Under most circumstances, probably not. In reality the pathogenic load in the average public bathroom is likely to be much lower than what’s shown in the study. “For all of these bugs you need a pretty large infectious dose to get sick,” says Val Curtis, director of the Environmental Health Group at the London School of Hygiene and Tropical Medicine, which does research on hygiene and sanitation. So even if germs are being spread about—which they will be when an air-blasting machine is involved—that won’t necessarily amount to an illness.
So it’s hurray for hand dryers then?
Yes, for everywhere but places where there are tons of germs and tons of sick people—meaning hospitals. In the medical profession it’s generally accepted that hand dryers should be kept out of clinical settings where there may already be a lot of pathogens circulating and where they’d have the potential to infect already-vulnerable patients. Next time you’re in a hospital, you might notice the lack of hand dryers.
But anywhere else, it’s OK to use either?

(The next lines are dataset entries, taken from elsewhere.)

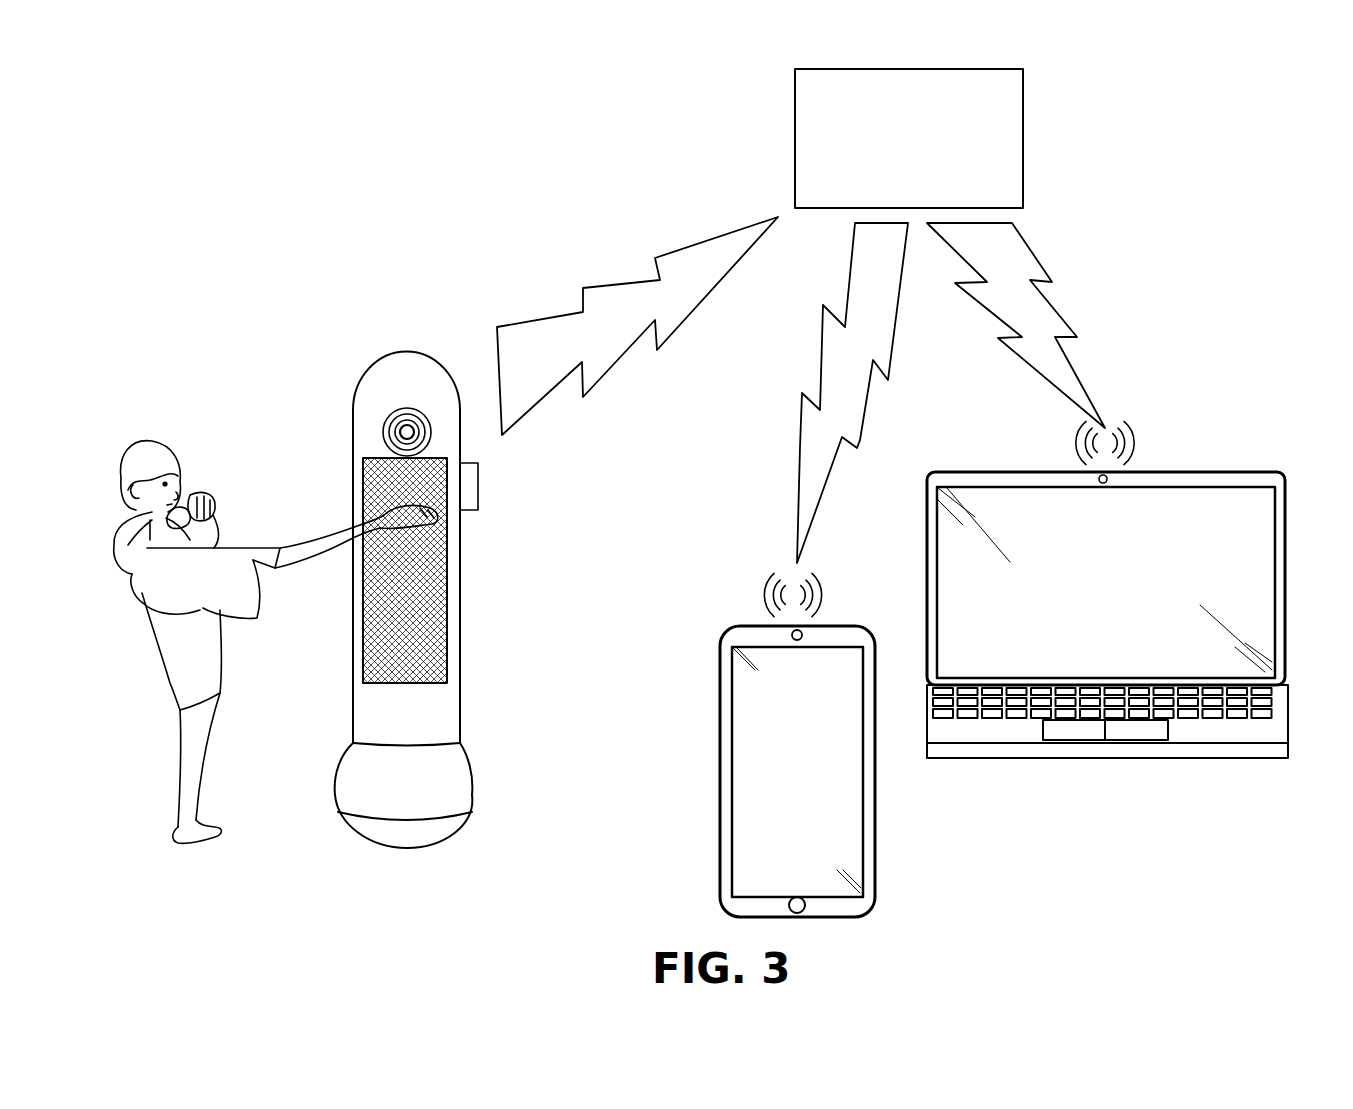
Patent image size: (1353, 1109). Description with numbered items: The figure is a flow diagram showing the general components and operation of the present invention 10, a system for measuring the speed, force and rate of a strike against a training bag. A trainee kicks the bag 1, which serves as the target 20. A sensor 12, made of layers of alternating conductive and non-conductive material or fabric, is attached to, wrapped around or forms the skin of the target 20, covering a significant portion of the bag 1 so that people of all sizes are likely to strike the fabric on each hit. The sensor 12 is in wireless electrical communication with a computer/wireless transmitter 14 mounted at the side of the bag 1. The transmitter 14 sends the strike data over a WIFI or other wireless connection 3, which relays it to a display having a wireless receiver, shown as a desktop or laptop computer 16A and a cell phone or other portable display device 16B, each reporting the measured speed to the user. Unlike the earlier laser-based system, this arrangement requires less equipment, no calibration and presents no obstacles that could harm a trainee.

The present invention 10 is at (490, 218).
The bag 1 is at (350, 400).
The sensor 12 is at (443, 555).
The computer/wireless transmitter 14 is at (468, 488).
The target 20 is at (459, 687).
The wireless connection 3 is at (1024, 125).
The desktop or laptop computer 16A is at (1237, 472).
The cell phone or other portable display device 16B is at (720, 810).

Yes. But that comes with a disclaimer: Wash your hands. Like, really wash your hands. For the most part, cleaning them with soap—which attaches to germs and sluices them down the drain—solves the problem, Curtis explains. “Even just washing hands not that well gets rid of most of it,” she says. “Wash your hands with soap. If you’re still concerned, wash yourself with soap a bit better.”
Go on, give me a nice, pithy takeaway.
Air dryers aren’t perfect, but they’re hardly viral bombs of destruction either. Whatever your preference—dryer or towel—the best weapon against germs, it turns out, is hand soap.
So basically vigorous hand washing is the answer to excessive fearmongering?
In this instance, that would appear to be the case.